Friday, September 19, 2014

Lectionary Riches: Setting Texts Side by Side

The many lectionaries currently in use––or proposed for use––in our congregations may well confound a preacher with confusing choices. Ephraim Radner, an Anglican, points to the great benefit of the lectionaries that come to us from the ancient wisdom of the church. 

Cranmer conceived of the English prayer book in a very specific way: it was fundamentally and effectively ordered to immerse Christians in the words of scripture so that finally the words become a part of ongoing formative memory. The collects and prayers were, as far as possible, made up of scriptural phrases. The communion service itself was both about a scriptural act and story—the passion, crucifixion, and resurrection of Christ—but it takes us through this scriptural reality including, in many parts, its literal words. The liturgical seasonal calendar—from Advent promise to Pentecostal gift—is a grand ordering of the church's year according to the scriptural shape of Jesus’ life and teaching. And one must not forget the hymns that, from early on in Anglicanism, engaged especially the psalms and then other scriptural texts in metrical song.
And at the center of this prayer book worship was the lectionary . . . ordering the readings for both daily and Sunday worship . . .  [T]he people would hear the whole Bible in a year, through daily and Sunday readings, and the Psalter every month. 

Having in mind a vast treasure of biblical narrative, image, and doctrine gives the church’s people both a pattern and a complex body of language for creating and sustaining faith. Radner describes the result of Cranmer’s work.

What it gave rise to is what I call “juxtapositional” exegesis or understanding, which proved deeply significant. By this phrase I mean the understanding of scripture that arises when its parts are simply and openly laid side by side each other, as far as possible without prior demands. Much of this juxtaposition arose from mental or mnemonic associations, as well as reflections upon them.  . . . 
I want to emphasize what an important resource the lectionary is. Use it; build on it; find ways of integrating it; don't dilute it. Obviously, what is optimal for scriptural apprehension is the integrated practice of memorized scripture, calendrically and liturgically ordered regular readings of key portions of scripture, and preaching that engages, over and over again, the combustive encounter of disparate texts within this continually informed vision. But the optimal has fast ceded place to the incapable, as each plank in such scriptural life has been reduced or withdrawn: reiterated listening, memorization, comprehensive exposure to the entire scriptures, assumptions of its divine power.
I don't have a solution to any of this larger problem, which is bound up with cultural changes that are difficult to resist. My purpose has simply been to show something of what is at stake in the challenge. 

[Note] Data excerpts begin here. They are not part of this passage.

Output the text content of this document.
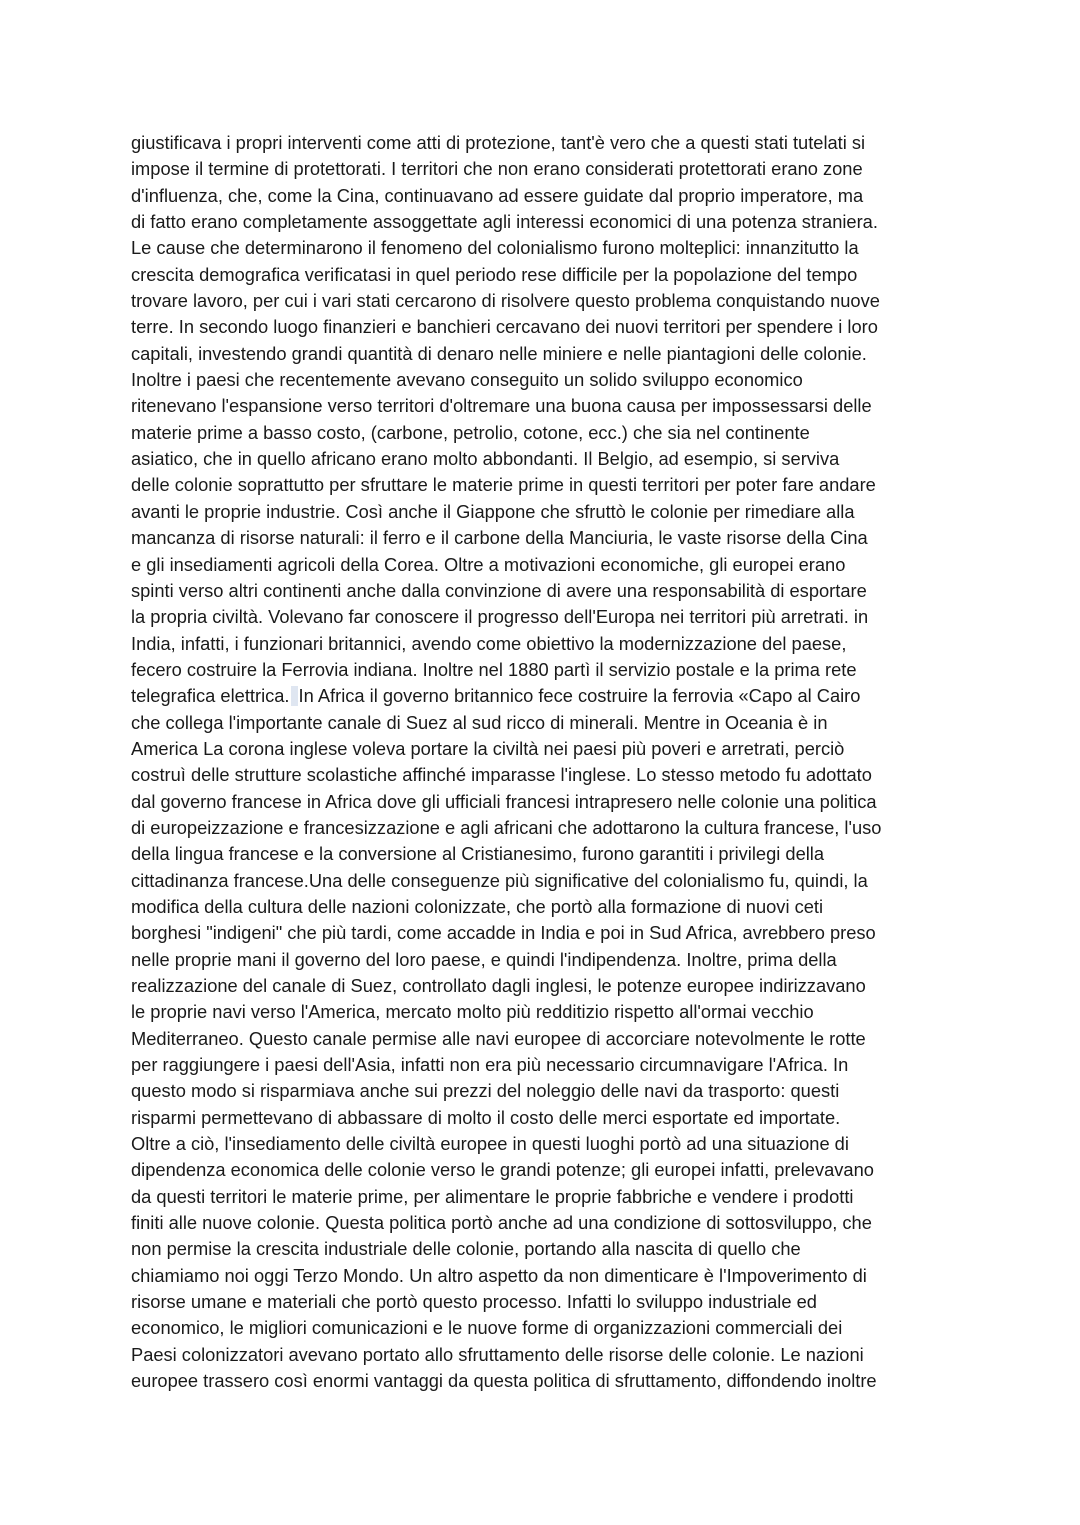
giustificava i propri interventi come atti di protezione, tant'è vero che a questi stati tutelati si
impose il termine di protettorati. I territori che non erano considerati protettorati erano zone
d'influenza, che, come la Cina, continuavano ad essere guidate dal proprio imperatore, ma
di fatto erano completamente assoggettate agli interessi economici di una potenza straniera.
Le cause che determinarono il fenomeno del colonialismo furono molteplici: innanzitutto la
crescita demografica verificatasi in quel periodo rese difficile per la popolazione del tempo
trovare lavoro, per cui i vari stati cercarono di risolvere questo problema conquistando nuove
terre. In secondo luogo finanzieri e banchieri cercavano dei nuovi territori per spendere i loro
capitali, investendo grandi quantità di denaro nelle miniere e nelle piantagioni delle colonie.
Inoltre i paesi che recentemente avevano conseguito un solido sviluppo economico
ritenevano l'espansione verso territori d'oltremare una buona causa per impossessarsi delle
materie prime a basso costo, (carbone, petrolio, cotone, ecc.) che sia nel continente
asiatico, che in quello africano erano molto abbondanti. Il Belgio, ad esempio, si serviva
delle colonie soprattutto per sfruttare le materie prime in questi territori per poter fare andare
avanti le proprie industrie. Così anche il Giappone che sfruttò le colonie per rimediare alla
mancanza di risorse naturali: il ferro e il carbone della Manciuria, le vaste risorse della Cina
e gli insediamenti agricoli della Corea. Oltre a motivazioni economiche, gli europei erano
spinti verso altri continenti anche dalla convinzione di avere una responsabilità di esportare
la propria civiltà. Volevano far conoscere il progresso dell'Europa nei territori più arretrati. in
India, infatti, i funzionari britannici, avendo come obiettivo la modernizzazione del paese,
fecero costruire la Ferrovia indiana. Inoltre nel 1880 partì il servizio postale e la prima rete
telegrafica elettrica. In Africa il governo britannico fece costruire la ferrovia «Capo al Cairo
che collega l'importante canale di Suez al sud ricco di minerali. Mentre in Oceania è in
America La corona inglese voleva portare la civiltà nei paesi più poveri e arretrati, perciò
costruì delle strutture scolastiche affinché imparasse l'inglese. Lo stesso metodo fu adottato
dal governo francese in Africa dove gli ufficiali francesi intrapresero nelle colonie una politica
di europeizzazione e francesizzazione e agli africani che adottarono la cultura francese, l'uso
della lingua francese e la conversione al Cristianesimo, furono garantiti i privilegi della
cittadinanza francese.Una delle conseguenze più significative del colonialismo fu, quindi, la
modifica della cultura delle nazioni colonizzate, che portò alla formazione di nuovi ceti
borghesi "indigeni" che più tardi, come accadde in India e poi in Sud Africa, avrebbero preso
nelle proprie mani il governo del loro paese, e quindi l'indipendenza. Inoltre, prima della
realizzazione del canale di Suez, controllato dagli inglesi, le potenze europee indirizzavano
le proprie navi verso l'America, mercato molto più redditizio rispetto all'ormai vecchio
Mediterraneo. Questo canale permise alle navi europee di accorciare notevolmente le rotte
per raggiungere i paesi dell'Asia, infatti non era più necessario circumnavigare l'Africa. In
questo modo si risparmiava anche sui prezzi del noleggio delle navi da trasporto: questi
risparmi permettevano di abbassare di molto il costo delle merci esportate ed importate.
Oltre a ciò, l'insediamento delle civiltà europee in questi luoghi portò ad una situazione di
dipendenza economica delle colonie verso le grandi potenze; gli europei infatti, prelevavano
da questi territori le materie prime, per alimentare le proprie fabbriche e vendere i prodotti
finiti alle nuove colonie. Questa politica portò anche ad una condizione di sottosviluppo, che
non permise la crescita industriale delle colonie, portando alla nascita di quello che
chiamiamo noi oggi Terzo Mondo. Un altro aspetto da non dimenticare è l'Impoverimento di
risorse umane e materiali che portò questo processo. Infatti lo sviluppo industriale ed
economico, le migliori comunicazioni e le nuove forme di organizzazioni commerciali dei
Paesi colonizzatori avevano portato allo sfruttamento delle risorse delle colonie. Le nazioni
europee trassero così enormi vantaggi da questa politica di sfruttamento, diffondendo inoltre
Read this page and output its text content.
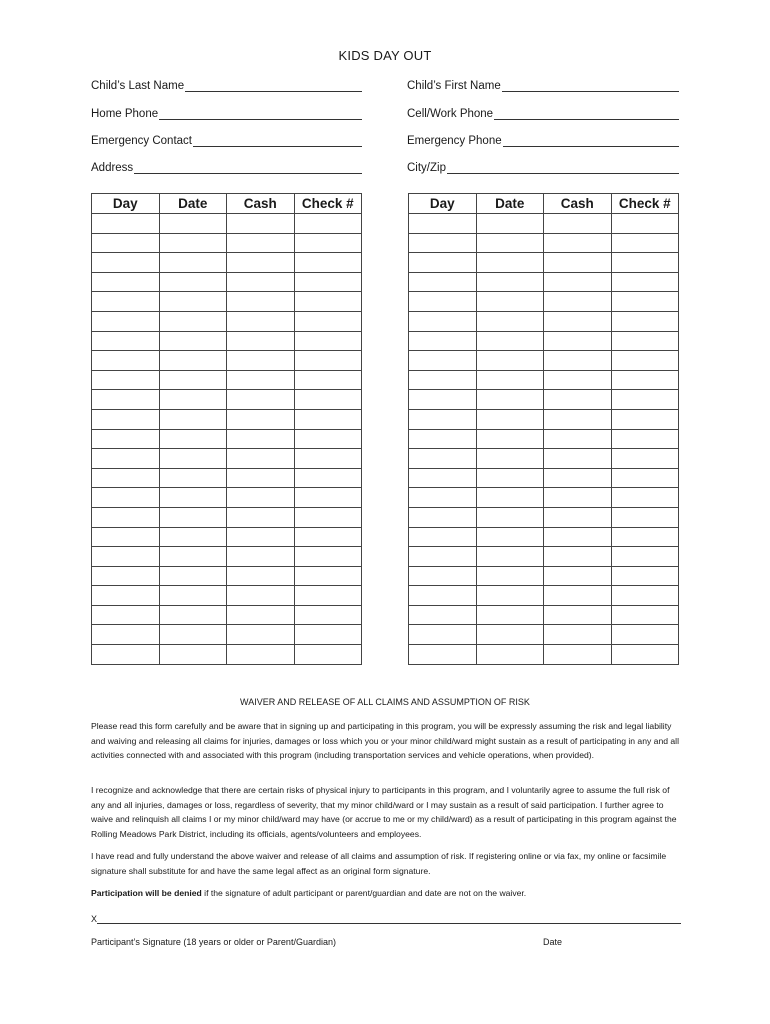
KIDS DAY OUT
Child’s Last Name	Child’s First Name
Home Phone	Cell/Work Phone
Emergency Contact	Emergency Phone
Address	City/Zip
Day	Date	Cash	Check #

				Day	Date	Cash	Check #

WAIVER AND RELEASE OF ALL CLAIMS AND ASSUMPTION OF RISK
Please read this form carefully and be aware that in signing up and participating in this program, you will be expressly assuming the risk and legal liability and waiving and releasing all claims for injuries, damages or loss which you or your minor child/ward might sustain as a result of participating in any and all activities connected with and associated with this program (including transportation services and vehicle operations, when provided).
I recognize and acknowledge that there are certain risks of physical injury to participants in this program, and I voluntarily agree to assume the full risk of any and all injuries, damages or loss, regardless of severity, that my minor child/ward or I may sustain as a result of said participation. I further agree to waive and relinquish all claims I or my minor child/ward may have (or accrue to me or my child/ward) as a result of participating in this program against the Rolling Meadows Park District, including its officials, agents/volunteers and employees.
I have read and fully understand the above waiver and release of all claims and assumption of risk. If registering online or via fax, my online or facsimile signature shall substitute for and have the same legal affect as an original form signature.
Participation will be denied if the signature of adult participant or parent/guardian and date are not on the waiver.
X
Participant’s Signature (18 years or older or Parent/Guardian)	Date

Radner undertakes a careful comparison of Athanasius and Arius, and I leave it to the interested preacher to examine the full article in this issue of Liturgy. Suffice it at this point to end with Radner’s cautionary words about the vitality of the lectionary and immersion in God’s word. He asserts the importance of 

. . . hearing, learning, ingesting, and remembering the full range of texts until their coordinated power asserts itself upon our perceptions; until, that is, they emerge as figures of Christ Jesus. 
Heresy is the deliberated withering, far more even than the purported contradicting, of the scriptures.


Ephraim Radner, “Lectionary and the Figural Meaning of the Scriptures,” Liturgy 29, no. 4 (10 July 2014): 56-62.


Ephraim Radner is professor of historical theology at Wycliffe College, Toronto, Ontario, Canada.